Lippy

THEATRE
Lippy
4 stars ****
Traverse Theatre

IT BEGINS WITH a post-show discussion about a show we have not seen, a show that involves lip-reading, and a live demonstration of lip-reading skills.  As the interviewer plies the lip-reader with the usual post-show questions, though, the lip-reader begins to tell the story of his involvement in a notorious Irish suicide case, in which three sisters and an aunt locked themselves into their house in Leixlip, County Kildare, and starved themselves to death over a period of 40 days.  Then, with a rush and a roar of rising theatrical energy – carried on Adam Welsh’s tide of tense and ominous sound – the stage opens up to reveal the small room and kitchen in which the women suffered and died; a space peopled at first by police pathologists collecting evidence, but then, in a chilling reversal of time, by the women themselves.
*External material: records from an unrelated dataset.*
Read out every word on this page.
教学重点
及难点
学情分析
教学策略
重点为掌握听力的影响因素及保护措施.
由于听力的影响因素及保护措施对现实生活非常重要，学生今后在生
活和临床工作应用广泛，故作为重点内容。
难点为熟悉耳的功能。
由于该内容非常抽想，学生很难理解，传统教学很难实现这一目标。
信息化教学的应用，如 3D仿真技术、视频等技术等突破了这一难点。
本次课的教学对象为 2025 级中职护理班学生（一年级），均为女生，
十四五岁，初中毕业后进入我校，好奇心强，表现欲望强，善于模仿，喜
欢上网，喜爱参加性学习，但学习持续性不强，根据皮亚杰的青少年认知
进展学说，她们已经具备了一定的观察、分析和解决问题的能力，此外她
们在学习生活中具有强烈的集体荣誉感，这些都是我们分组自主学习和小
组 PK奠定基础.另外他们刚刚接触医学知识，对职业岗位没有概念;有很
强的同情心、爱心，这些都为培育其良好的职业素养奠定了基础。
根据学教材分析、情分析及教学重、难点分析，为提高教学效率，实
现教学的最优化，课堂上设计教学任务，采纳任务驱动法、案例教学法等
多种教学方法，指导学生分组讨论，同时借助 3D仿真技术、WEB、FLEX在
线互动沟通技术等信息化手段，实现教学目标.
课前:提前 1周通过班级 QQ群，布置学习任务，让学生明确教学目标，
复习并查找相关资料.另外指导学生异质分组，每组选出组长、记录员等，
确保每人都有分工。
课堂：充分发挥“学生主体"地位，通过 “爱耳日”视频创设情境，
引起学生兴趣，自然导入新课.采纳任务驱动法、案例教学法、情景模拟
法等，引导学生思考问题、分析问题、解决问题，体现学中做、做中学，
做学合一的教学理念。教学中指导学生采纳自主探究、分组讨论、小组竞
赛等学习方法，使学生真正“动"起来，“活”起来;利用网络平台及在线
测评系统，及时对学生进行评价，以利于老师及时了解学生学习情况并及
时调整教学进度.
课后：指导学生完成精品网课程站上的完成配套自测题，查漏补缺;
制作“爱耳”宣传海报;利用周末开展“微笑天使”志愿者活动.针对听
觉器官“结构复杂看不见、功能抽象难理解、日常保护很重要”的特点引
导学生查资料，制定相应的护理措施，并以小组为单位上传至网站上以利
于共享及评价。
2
Based on a real-life incident that shocked Ireland 14 years ago, Lippy is presented by the Dublin-based company Dead Centre, and co-written and devised by Bush Moukarzel, with cameo material by Mark O’Halloran; and in essence, it is a play about the ultimate unknowability of the women’s motives, captured in the plight of the lip-reader, who is brought in to try to decipher a last conversation between two of the sisters, caught on security camera during a shopping trip  in central Dublin.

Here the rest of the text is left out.